- Born: September 6, 1902 Boston, Massachusetts, U.S.
- Died: January 18, 1994 (aged 91) Lexington, Massachusetts, U.S.
- Education: Harvard University
- Awards: Paleontological Society Medal (1975)
- Scientific career
- Fields: Entomology, paleontology
- Thesis: The fossil ants of North America (1929)
- Doctoral advisor: William Morton Wheeler
- Doctoral students: E. O. Wilson

= Frank M. Carpenter =

American paleontologist

Frank Morton Carpenter (September 6, 1902 – January 18, 1994) was an American entomologist and paleontologist. He received his PhD from Harvard University, and was curator of fossil insects at the Harvard Museum of Comparative Zoology for 60 years. He studied the Permian fossil insects of Elmo, Kansas, and compared the North American fossil insect fauna with Paleozoic taxa known from elsewhere in the world. A careful and methodical worker, he used venation and mouthparts to determine the relationships of fossil taxa, and was author of the Treatise volume on Insects. He reduced the number of extinct insect orders then described from about fifty to nine.
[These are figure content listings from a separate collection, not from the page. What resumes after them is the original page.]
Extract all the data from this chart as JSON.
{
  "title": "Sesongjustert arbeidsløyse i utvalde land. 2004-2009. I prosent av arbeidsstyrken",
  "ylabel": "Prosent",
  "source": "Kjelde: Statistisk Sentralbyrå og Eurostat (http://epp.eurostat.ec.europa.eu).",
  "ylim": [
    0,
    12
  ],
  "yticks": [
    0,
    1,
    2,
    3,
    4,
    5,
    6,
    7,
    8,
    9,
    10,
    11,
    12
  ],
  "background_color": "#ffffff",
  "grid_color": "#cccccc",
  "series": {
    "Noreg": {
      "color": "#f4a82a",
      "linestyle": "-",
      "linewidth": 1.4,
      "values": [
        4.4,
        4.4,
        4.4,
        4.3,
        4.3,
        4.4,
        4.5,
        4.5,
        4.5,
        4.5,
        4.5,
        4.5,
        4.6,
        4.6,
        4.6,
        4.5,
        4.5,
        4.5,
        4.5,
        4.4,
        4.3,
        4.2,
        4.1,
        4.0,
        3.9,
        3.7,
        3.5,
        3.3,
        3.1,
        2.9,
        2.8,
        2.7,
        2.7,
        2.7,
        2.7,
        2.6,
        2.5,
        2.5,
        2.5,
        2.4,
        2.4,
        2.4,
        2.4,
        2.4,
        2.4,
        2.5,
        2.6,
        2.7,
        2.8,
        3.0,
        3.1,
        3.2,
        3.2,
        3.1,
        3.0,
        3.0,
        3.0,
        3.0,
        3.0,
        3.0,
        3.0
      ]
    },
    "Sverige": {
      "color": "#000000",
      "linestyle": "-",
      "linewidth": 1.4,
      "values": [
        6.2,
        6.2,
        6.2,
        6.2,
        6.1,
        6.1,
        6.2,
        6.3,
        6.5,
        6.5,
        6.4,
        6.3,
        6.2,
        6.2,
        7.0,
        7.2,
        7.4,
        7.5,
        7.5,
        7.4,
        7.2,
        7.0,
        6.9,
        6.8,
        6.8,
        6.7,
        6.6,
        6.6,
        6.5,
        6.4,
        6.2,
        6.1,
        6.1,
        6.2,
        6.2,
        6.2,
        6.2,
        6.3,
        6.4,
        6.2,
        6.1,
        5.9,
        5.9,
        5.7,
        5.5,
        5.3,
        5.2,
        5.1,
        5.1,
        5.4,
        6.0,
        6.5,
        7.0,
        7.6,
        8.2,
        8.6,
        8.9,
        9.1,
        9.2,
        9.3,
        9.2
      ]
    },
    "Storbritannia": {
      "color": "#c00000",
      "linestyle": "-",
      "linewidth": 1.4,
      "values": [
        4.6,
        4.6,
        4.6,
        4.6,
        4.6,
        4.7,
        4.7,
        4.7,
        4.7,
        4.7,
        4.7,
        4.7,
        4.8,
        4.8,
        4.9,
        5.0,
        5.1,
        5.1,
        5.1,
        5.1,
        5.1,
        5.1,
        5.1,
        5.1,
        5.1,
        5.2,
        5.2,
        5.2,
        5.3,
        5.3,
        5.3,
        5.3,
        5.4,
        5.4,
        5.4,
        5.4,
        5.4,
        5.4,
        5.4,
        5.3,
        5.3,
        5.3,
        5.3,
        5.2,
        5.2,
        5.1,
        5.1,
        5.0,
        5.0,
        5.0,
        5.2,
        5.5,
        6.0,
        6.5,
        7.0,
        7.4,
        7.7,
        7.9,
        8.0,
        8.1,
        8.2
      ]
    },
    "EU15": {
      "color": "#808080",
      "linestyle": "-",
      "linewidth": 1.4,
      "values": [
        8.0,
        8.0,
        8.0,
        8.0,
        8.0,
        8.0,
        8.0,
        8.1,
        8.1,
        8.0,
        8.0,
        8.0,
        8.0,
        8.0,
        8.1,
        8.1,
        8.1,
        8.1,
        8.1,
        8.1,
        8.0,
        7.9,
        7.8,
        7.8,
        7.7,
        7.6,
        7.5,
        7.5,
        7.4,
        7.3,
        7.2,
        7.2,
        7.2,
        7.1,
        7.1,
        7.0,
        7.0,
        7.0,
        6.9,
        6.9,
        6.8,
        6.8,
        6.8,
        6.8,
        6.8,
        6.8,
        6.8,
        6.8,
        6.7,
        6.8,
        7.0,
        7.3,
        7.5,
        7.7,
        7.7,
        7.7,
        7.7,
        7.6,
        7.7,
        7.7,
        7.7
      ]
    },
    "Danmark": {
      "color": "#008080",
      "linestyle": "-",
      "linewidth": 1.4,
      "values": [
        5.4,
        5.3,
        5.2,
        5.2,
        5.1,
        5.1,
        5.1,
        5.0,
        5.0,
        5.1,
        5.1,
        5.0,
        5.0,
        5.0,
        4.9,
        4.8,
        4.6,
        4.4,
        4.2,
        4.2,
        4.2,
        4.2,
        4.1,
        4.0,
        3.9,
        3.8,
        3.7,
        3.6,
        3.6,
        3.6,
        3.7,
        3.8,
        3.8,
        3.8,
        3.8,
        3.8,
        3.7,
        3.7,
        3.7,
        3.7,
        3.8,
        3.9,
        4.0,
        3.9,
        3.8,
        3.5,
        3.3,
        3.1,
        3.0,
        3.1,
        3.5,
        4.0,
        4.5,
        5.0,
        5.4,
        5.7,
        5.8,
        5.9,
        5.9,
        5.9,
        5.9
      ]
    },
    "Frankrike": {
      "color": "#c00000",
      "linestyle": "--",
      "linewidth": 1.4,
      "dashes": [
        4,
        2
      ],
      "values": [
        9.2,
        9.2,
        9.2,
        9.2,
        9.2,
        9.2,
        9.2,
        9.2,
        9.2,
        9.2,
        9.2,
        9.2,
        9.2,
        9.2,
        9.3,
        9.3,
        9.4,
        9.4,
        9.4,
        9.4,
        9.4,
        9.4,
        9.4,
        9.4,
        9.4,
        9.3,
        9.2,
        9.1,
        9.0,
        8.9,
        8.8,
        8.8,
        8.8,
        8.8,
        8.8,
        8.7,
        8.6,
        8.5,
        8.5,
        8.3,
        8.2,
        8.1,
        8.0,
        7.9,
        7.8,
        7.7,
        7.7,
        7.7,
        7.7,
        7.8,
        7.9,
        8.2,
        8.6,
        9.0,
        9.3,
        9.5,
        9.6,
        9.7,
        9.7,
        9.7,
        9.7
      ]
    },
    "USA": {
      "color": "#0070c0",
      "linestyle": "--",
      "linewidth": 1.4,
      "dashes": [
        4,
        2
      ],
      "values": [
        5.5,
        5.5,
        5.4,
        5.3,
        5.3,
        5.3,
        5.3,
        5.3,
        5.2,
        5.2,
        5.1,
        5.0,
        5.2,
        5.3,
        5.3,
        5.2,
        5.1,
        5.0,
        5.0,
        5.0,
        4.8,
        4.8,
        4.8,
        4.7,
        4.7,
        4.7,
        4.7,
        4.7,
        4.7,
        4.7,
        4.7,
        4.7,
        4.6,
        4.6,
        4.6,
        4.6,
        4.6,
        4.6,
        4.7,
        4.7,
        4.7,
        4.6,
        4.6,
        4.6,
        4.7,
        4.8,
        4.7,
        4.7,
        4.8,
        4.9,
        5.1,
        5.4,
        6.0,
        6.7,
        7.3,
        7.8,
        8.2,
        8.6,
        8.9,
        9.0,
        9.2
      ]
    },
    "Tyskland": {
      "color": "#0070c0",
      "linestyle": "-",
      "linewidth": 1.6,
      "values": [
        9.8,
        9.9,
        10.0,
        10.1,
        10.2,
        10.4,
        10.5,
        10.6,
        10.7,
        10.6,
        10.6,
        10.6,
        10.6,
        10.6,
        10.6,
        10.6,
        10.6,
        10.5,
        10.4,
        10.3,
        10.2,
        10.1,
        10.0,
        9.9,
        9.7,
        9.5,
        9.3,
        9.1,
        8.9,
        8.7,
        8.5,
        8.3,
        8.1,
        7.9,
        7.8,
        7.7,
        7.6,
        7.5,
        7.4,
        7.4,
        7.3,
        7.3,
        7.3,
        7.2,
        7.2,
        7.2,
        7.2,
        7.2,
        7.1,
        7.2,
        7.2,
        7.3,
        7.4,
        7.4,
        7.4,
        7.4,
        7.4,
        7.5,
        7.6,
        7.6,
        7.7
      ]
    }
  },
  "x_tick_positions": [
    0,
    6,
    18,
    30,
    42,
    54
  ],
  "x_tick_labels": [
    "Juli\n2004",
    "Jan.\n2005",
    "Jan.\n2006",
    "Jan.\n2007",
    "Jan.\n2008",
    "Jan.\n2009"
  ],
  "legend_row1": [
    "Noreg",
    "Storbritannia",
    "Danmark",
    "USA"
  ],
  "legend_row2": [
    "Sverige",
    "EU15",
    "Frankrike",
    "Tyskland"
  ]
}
Entomologists David Grimaldi and Michael S. Engel consider him "the most influential paleoentomologist of his generation" (Grimaldi and Engel 2005 p. 143). He has been memorialized frequently with patronyms, including the hanging fly Bittacus carpenteri Cheng, 1957, the fossil parasitic wasp Carpenteriana tumida Yoshimoto, 1975, the fossil snakefly Fibla carpenteri Engel, 1995, the fossil ant Protrechina carpenteri Wilson, 1985, and the caddisfly Rhyacophila carpenteri Milne, 1936. He also taught at the Harvard Extension School.

Carpenter was elected in 1938 a fellow of the Entomological Society of America.